[Asterisk-Users] ADSI phone vs. IP phone
Andrew Kohlsmith
akohlsmith-asterisk at benshaw.com
Mon Jan 19 09:01:36 MST 2004
> Pretty much no. The ADSI specification was crippled from the start to
> specificly not compete with PBX offerings. It has one advantage of
> (very limited) programmability, but a phone like the SNOM has an
> open-source core. It also has the dubious value of being interchangeable
> with a regular analog phone, but that is about it.
I'm looking at ADSI phones simply because I don't have to re-tool my entire
building; I can use the existing phone network and (I think) get all the
functionality I need with the (far) cheaper ADSI phones.

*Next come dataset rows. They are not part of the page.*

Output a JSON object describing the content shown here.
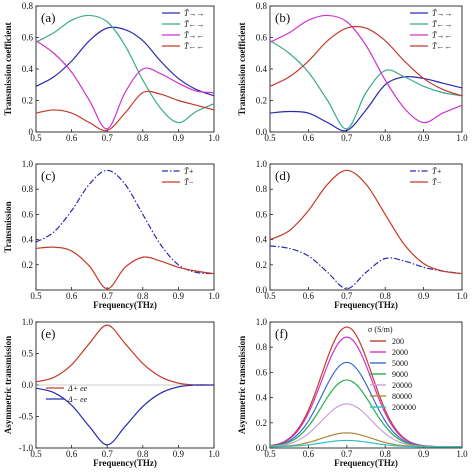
{
  "chart_data": [
    {
      "id": "a",
      "type": "line",
      "panel_label": "(a)",
      "xlabel": "",
      "ylabel": "Transmission coefficient",
      "xlim": [
        0.5,
        1.0
      ],
      "ylim": [
        0,
        0.8
      ],
      "xticks": [
        "0.5",
        "0.6",
        "0.7",
        "0.8",
        "0.9",
        "1.0"
      ],
      "yticks": [
        "0",
        "0.2",
        "0.4",
        "0.6",
        "0.8"
      ],
      "legend_position": "top-right",
      "series": [
        {
          "name": "T̃→→",
          "color": "#2a2ab0",
          "dash": "solid",
          "x": [
            0.5,
            0.55,
            0.6,
            0.65,
            0.7,
            0.75,
            0.8,
            0.85,
            0.9,
            0.95,
            1.0
          ],
          "y": [
            0.29,
            0.35,
            0.45,
            0.58,
            0.66,
            0.65,
            0.58,
            0.45,
            0.34,
            0.27,
            0.23
          ]
        },
        {
          "name": "T̃←→",
          "color": "#3aaa8a",
          "dash": "solid",
          "x": [
            0.5,
            0.55,
            0.6,
            0.65,
            0.7,
            0.75,
            0.8,
            0.85,
            0.9,
            0.95,
            1.0
          ],
          "y": [
            0.57,
            0.63,
            0.71,
            0.74,
            0.7,
            0.55,
            0.33,
            0.15,
            0.06,
            0.13,
            0.18
          ]
        },
        {
          "name": "T̃→←",
          "color": "#cc33cc",
          "dash": "solid",
          "x": [
            0.5,
            0.55,
            0.6,
            0.65,
            0.7,
            0.75,
            0.8,
            0.85,
            0.9,
            0.95,
            1.0
          ],
          "y": [
            0.58,
            0.5,
            0.38,
            0.2,
            0.02,
            0.25,
            0.4,
            0.37,
            0.31,
            0.26,
            0.25
          ]
        },
        {
          "name": "T̃←←",
          "color": "#c43a2a",
          "dash": "solid",
          "x": [
            0.5,
            0.55,
            0.6,
            0.65,
            0.7,
            0.75,
            0.8,
            0.85,
            0.9,
            0.95,
            1.0
          ],
          "y": [
            0.12,
            0.14,
            0.12,
            0.06,
            0.01,
            0.12,
            0.25,
            0.24,
            0.2,
            0.17,
            0.14
          ]
        }
      ]
    },
    {
      "id": "b",
      "type": "line",
      "panel_label": "(b)",
      "xlabel": "",
      "ylabel": "Transmission coefficient",
      "xlim": [
        0.5,
        1.0
      ],
      "ylim": [
        0,
        0.8
      ],
      "xticks": [
        "0.5",
        "0.6",
        "0.7",
        "0.8",
        "0.9",
        "1.0"
      ],
      "yticks": [
        "0.0",
        "0.2",
        "0.4",
        "0.6",
        "0.8"
      ],
      "legend_position": "top-right",
      "series": [
        {
          "name": "T̃→→",
          "color": "#2a2ab0",
          "dash": "solid",
          "x": [
            0.5,
            0.55,
            0.6,
            0.65,
            0.7,
            0.75,
            0.8,
            0.85,
            0.9,
            0.95,
            1.0
          ],
          "y": [
            0.12,
            0.13,
            0.12,
            0.06,
            0.01,
            0.14,
            0.3,
            0.35,
            0.34,
            0.31,
            0.28
          ]
        },
        {
          "name": "T̃←→",
          "color": "#3aaa8a",
          "dash": "solid",
          "x": [
            0.5,
            0.55,
            0.6,
            0.65,
            0.7,
            0.75,
            0.8,
            0.85,
            0.9,
            0.95,
            1.0
          ],
          "y": [
            0.58,
            0.5,
            0.38,
            0.2,
            0.02,
            0.25,
            0.39,
            0.35,
            0.29,
            0.25,
            0.23
          ]
        },
        {
          "name": "T̃→←",
          "color": "#cc33cc",
          "dash": "solid",
          "x": [
            0.5,
            0.55,
            0.6,
            0.65,
            0.7,
            0.75,
            0.8,
            0.85,
            0.9,
            0.95,
            1.0
          ],
          "y": [
            0.57,
            0.63,
            0.71,
            0.74,
            0.7,
            0.55,
            0.33,
            0.15,
            0.06,
            0.12,
            0.17
          ]
        },
        {
          "name": "T̃←←",
          "color": "#c43a2a",
          "dash": "solid",
          "x": [
            0.5,
            0.55,
            0.6,
            0.65,
            0.7,
            0.75,
            0.8,
            0.85,
            0.9,
            0.95,
            1.0
          ],
          "y": [
            0.29,
            0.35,
            0.45,
            0.58,
            0.66,
            0.66,
            0.58,
            0.45,
            0.34,
            0.27,
            0.23
          ]
        }
      ]
    },
    {
      "id": "c",
      "type": "line",
      "panel_label": "(c)",
      "xlabel": "Frequency(THz)",
      "ylabel": "Transmission",
      "xlim": [
        0.5,
        1.0
      ],
      "ylim": [
        0,
        1.0
      ],
      "xticks": [
        "0.5",
        "0.6",
        "0.7",
        "0.8",
        "0.9",
        "1.0"
      ],
      "yticks": [
        "0.2",
        "0.4",
        "0.6",
        "0.8",
        "1.0"
      ],
      "legend_position": "top-right",
      "series": [
        {
          "name": "T̃+",
          "color": "#2a2ab0",
          "dash": "dashdot",
          "x": [
            0.5,
            0.55,
            0.6,
            0.65,
            0.7,
            0.75,
            0.8,
            0.85,
            0.9,
            0.95,
            1.0
          ],
          "y": [
            0.38,
            0.46,
            0.63,
            0.84,
            0.95,
            0.84,
            0.6,
            0.36,
            0.2,
            0.14,
            0.13
          ]
        },
        {
          "name": "T̃−",
          "color": "#c43a2a",
          "dash": "solid",
          "x": [
            0.5,
            0.55,
            0.6,
            0.65,
            0.7,
            0.75,
            0.8,
            0.85,
            0.9,
            0.95,
            1.0
          ],
          "y": [
            0.33,
            0.34,
            0.31,
            0.19,
            0.01,
            0.18,
            0.26,
            0.23,
            0.18,
            0.15,
            0.13
          ]
        }
      ]
    },
    {
      "id": "d",
      "type": "line",
      "panel_label": "(d)",
      "xlabel": "Frequency(THz)",
      "ylabel": "",
      "xlim": [
        0.5,
        1.0
      ],
      "ylim": [
        0,
        1.0
      ],
      "xticks": [
        "0.5",
        "0.6",
        "0.7",
        "0.8",
        "0.9",
        "1.0"
      ],
      "yticks": [
        "0.0",
        "0.2",
        "0.4",
        "0.6",
        "0.8",
        "1.0"
      ],
      "legend_position": "top-right",
      "series": [
        {
          "name": "T̃+",
          "color": "#2a2ab0",
          "dash": "dashdot",
          "x": [
            0.5,
            0.55,
            0.6,
            0.65,
            0.7,
            0.75,
            0.8,
            0.85,
            0.9,
            0.95,
            1.0
          ],
          "y": [
            0.35,
            0.33,
            0.27,
            0.14,
            0.01,
            0.14,
            0.25,
            0.23,
            0.18,
            0.15,
            0.13
          ]
        },
        {
          "name": "T̃−",
          "color": "#c43a2a",
          "dash": "solid",
          "x": [
            0.5,
            0.55,
            0.6,
            0.65,
            0.7,
            0.75,
            0.8,
            0.85,
            0.9,
            0.95,
            1.0
          ],
          "y": [
            0.4,
            0.47,
            0.63,
            0.84,
            0.95,
            0.84,
            0.6,
            0.36,
            0.21,
            0.15,
            0.13
          ]
        }
      ]
    },
    {
      "id": "e",
      "type": "line",
      "panel_label": "(e)",
      "xlabel": "Frequency(THz)",
      "ylabel": "Asymmetric transmission",
      "xlim": [
        0.5,
        1.0
      ],
      "ylim": [
        -1.0,
        1.0
      ],
      "xticks": [
        "0.5",
        "0.6",
        "0.7",
        "0.8",
        "0.9",
        "1.0"
      ],
      "yticks": [
        "-1.0",
        "-0.5",
        "0.0",
        "0.5",
        "1.0"
      ],
      "legend_position": "center-left",
      "series": [
        {
          "name": "Δ+ ee",
          "color": "#c43a2a",
          "dash": "solid",
          "x": [
            0.5,
            0.55,
            0.6,
            0.65,
            0.7,
            0.75,
            0.8,
            0.85,
            0.9,
            0.95,
            1.0
          ],
          "y": [
            0.05,
            0.12,
            0.32,
            0.66,
            0.95,
            0.66,
            0.34,
            0.13,
            0.03,
            0.0,
            0.0
          ]
        },
        {
          "name": "Δ− ee",
          "color": "#2a2ab0",
          "dash": "solid",
          "x": [
            0.5,
            0.55,
            0.6,
            0.65,
            0.7,
            0.75,
            0.8,
            0.85,
            0.9,
            0.95,
            1.0
          ],
          "y": [
            -0.05,
            -0.12,
            -0.32,
            -0.66,
            -0.95,
            -0.66,
            -0.34,
            -0.13,
            -0.03,
            0.0,
            0.0
          ]
        }
      ]
    },
    {
      "id": "f",
      "type": "line",
      "panel_label": "(f)",
      "xlabel": "Frequency(THz)",
      "ylabel": "Asymmetric transmission",
      "xlim": [
        0.5,
        1.0
      ],
      "ylim": [
        0,
        1.0
      ],
      "xticks": [
        "0.5",
        "0.6",
        "0.7",
        "0.8",
        "0.9",
        "1.0"
      ],
      "yticks": [
        "0.0",
        "0.2",
        "0.4",
        "0.6",
        "0.8",
        "1.0"
      ],
      "legend_title": "σ (S/m)",
      "legend_position": "top-right",
      "peaks": [
        0.95,
        0.87,
        0.67,
        0.53,
        0.34,
        0.11,
        0.05
      ],
      "series": [
        {
          "name": "200",
          "color": "#c43a2a"
        },
        {
          "name": "2000",
          "color": "#cc33cc"
        },
        {
          "name": "5000",
          "color": "#3a6ec8"
        },
        {
          "name": "9000",
          "color": "#22b24a"
        },
        {
          "name": "20000",
          "color": "#c8a0d8"
        },
        {
          "name": "80000",
          "color": "#b08a3a"
        },
        {
          "name": "200000",
          "color": "#30c0c0"
        }
      ]
    }
  ]
}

My basic ADSI functionality is
- (assisted/consultative and blind) transfers
- voicemail integration (next/prev/forward, MWI, etc.)
- caller ID display
- conference
- hold/park/pickup
- paging
- handsfree
- DND
- global and per-extension speed dial
- muting of DTMF A-D from the far-end
Now I know that not all of these are currently supported with Asterisk's
ADSI subsystem (call park in particular won't show the "extension" you
parked the call to on the display), I feel that that is something I can
either do myself or pay someone to do. I don't mind paying $300 for
professional ADSI scripting software so *'s ADSI parser doesn't mean much
to me.
The only things I'm really concerned about are the current *insistence* that
you use # and *8 and bullshit like that instead of making them programmable
or able to put them in the A-D DTMF tones and be able to put them on soft
buttons. I am curious as to whether you can do most of these things after
a hookflash and how much trouble that will be. For me it's a showstopper
that I cannot use * or # in any way I see fit, but I am hoping I can either
get a patch accepted to free up those (by way of making the digits required
for call pickup and whatnot programmable) or work around it on my own
private * system.
> You will not get anything near the functionality and feature set of a SIP
> phone, and it has the further irritation that much of its signalling is
> both in-band and audible.
True, but I don't have to retool my office and install POE switches to use
ADSI phones, either. No, I will not put a hub/switch at every desk and
then use wall-warts for every phone to get around retooling the
office. :-)
I was also under the impression that * did a pretty fine job of muting the
ADSI DTMF tones from the far end. I know my PT350 and 450 phones mute it
on their end, anyway.
IP phones are nice, I'll give them that... but they are also a pain in the
ass if you're upgrading/retrofiting an office, and they also don't play
well together -- you're more or less stuck using one brand of POE switch
with one brand of IP phone, or you use wall-warts. ADSI phones "feel" much
more phone-like to me, even though IP Phones can do some wild things.